In general, younger investors with longer time horizons may choose portfolios with more stock exposure, while those nearing retirement often shift toward investments designed to reduce volatility and preserve savings.
Contribution Limits and Government Matching
The Internal Revenue Service (IRS) limits how much you may contribute to retirement accounts each year.
For 2026, the TSP elective deferral limit is $24,500. This limit applies to the combined total of your Traditional and Roth TSP contributions.
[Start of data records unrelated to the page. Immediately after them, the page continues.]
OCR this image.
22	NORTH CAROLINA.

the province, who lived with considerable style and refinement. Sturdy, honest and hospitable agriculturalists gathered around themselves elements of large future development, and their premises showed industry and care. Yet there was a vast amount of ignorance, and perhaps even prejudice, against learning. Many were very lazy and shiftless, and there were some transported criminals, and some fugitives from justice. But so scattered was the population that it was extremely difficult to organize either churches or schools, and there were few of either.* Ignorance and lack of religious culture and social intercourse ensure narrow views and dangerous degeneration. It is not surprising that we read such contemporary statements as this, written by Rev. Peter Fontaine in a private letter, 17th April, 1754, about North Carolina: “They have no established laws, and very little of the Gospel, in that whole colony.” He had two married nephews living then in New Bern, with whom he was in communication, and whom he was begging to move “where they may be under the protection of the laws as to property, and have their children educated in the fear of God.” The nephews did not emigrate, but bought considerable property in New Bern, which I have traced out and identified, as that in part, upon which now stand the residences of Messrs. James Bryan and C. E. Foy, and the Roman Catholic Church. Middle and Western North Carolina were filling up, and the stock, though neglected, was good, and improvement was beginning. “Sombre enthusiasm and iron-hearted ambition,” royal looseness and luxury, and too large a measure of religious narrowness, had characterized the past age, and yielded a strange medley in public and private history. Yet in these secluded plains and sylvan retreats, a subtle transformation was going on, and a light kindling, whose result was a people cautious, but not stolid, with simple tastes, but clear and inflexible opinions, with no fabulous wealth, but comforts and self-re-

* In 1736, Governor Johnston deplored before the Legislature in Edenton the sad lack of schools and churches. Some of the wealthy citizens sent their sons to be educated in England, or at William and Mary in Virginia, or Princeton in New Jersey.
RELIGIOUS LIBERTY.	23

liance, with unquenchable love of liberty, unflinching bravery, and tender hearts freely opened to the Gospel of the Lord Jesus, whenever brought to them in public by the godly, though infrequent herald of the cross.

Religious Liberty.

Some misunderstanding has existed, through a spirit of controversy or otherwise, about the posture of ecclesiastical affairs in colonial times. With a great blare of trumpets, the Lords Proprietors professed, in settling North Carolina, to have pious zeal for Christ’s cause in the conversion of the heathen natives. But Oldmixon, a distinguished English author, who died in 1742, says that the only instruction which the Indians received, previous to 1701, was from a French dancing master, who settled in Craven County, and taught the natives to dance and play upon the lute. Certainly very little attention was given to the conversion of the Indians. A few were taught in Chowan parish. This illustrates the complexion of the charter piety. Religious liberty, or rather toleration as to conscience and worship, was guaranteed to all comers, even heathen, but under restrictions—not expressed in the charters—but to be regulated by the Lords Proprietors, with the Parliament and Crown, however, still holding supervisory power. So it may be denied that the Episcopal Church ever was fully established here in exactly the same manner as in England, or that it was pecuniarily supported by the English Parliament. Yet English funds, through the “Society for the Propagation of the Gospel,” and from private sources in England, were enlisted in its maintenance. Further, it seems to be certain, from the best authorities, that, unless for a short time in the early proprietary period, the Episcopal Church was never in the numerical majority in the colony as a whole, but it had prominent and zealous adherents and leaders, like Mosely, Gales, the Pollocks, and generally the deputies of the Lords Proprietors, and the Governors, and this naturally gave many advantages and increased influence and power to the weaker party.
Participants age 50 and older may contribute an additional $8,000 in catch-up contributions, while those ages 60 through 63 may qualify for an enhanced catch-up contribution limit of $11,250.
If you're covered by the Blended Retirement System (BRS), government matching may significantly increase your retirement savings.
Under BRS, eligible servicemembers receive:
- An automatic government contribution equal to 1% of basic pay
- Dollar-for-dollar matching on the first 3% you contribute
- Fifty cents on the dollar for the next 2% you contribute
Contributing at least 5% of your basic pay allows you to receive the full government match available under the program. Matching contributions are one of the most valuable benefits of the BRS and may have a substantial impact on your long-term retirement savings.
Benefits of Contributing to a TSP
The TSP offers several advantages that make it a powerful retirement savings tool for servicemembers:
Tax Advantages
Long-Term Compounding
Low Costs
Government Matching
Managing and Adjusting Your TSP Over Time
Your TSP strategy should grow and adapt with your career and life changes over time.
As you approach retirement, you may decide to rebalance your portfolio by adjusting how much is invested in stocks versus more conservative investments. If you're using Lifecycle Funds, you may periodically review whether your selected retirement date still aligns with your goals.
It's also a good idea to review your contribution percentage after major life and career events, such as:
- Promotions
- Pay raises
- Marriage
- The birth or adoption of a child
- A Permanent Change of Station (PCS)
- Transitioning out of Active Duty
Increasing contributions after a pay increase may allow you to boost retirement savings without significantly affecting your day-to-day budget.
The TSP also offers loan and withdrawal options under certain circumstances. These features provide short-term access to funds; however, they should be approached with caution. Borrowing from or withdrawing retirement savings may reduce future growth potential and, in some cases, result in taxes or penalties.
What Happens to Your TSP When You Leave Service
Leaving military service doesn't mean you have to move your TSP account.
Depending on your situation, you generally have several options:
- Leave your money in the TSP
- Roll funds into an Individual Retirement Account (IRA)
- Roll funds into a new employer-sponsored retirement plan
- Begin taking eligible withdrawals if you meet applicable requirements
Each option comes with different fees, investment choices, and tax considerations.
If you're approaching retirement age, you must also understand required minimum distributions (RMDs). These are minimum withdrawal amounts that retirement account owners must begin taking at certain ages under federal tax rules.
Before making major decisions about your retirement savings, consider reviewing your options carefully, evaluating how they fit into your broader financial plan, and discussing with a financial professional.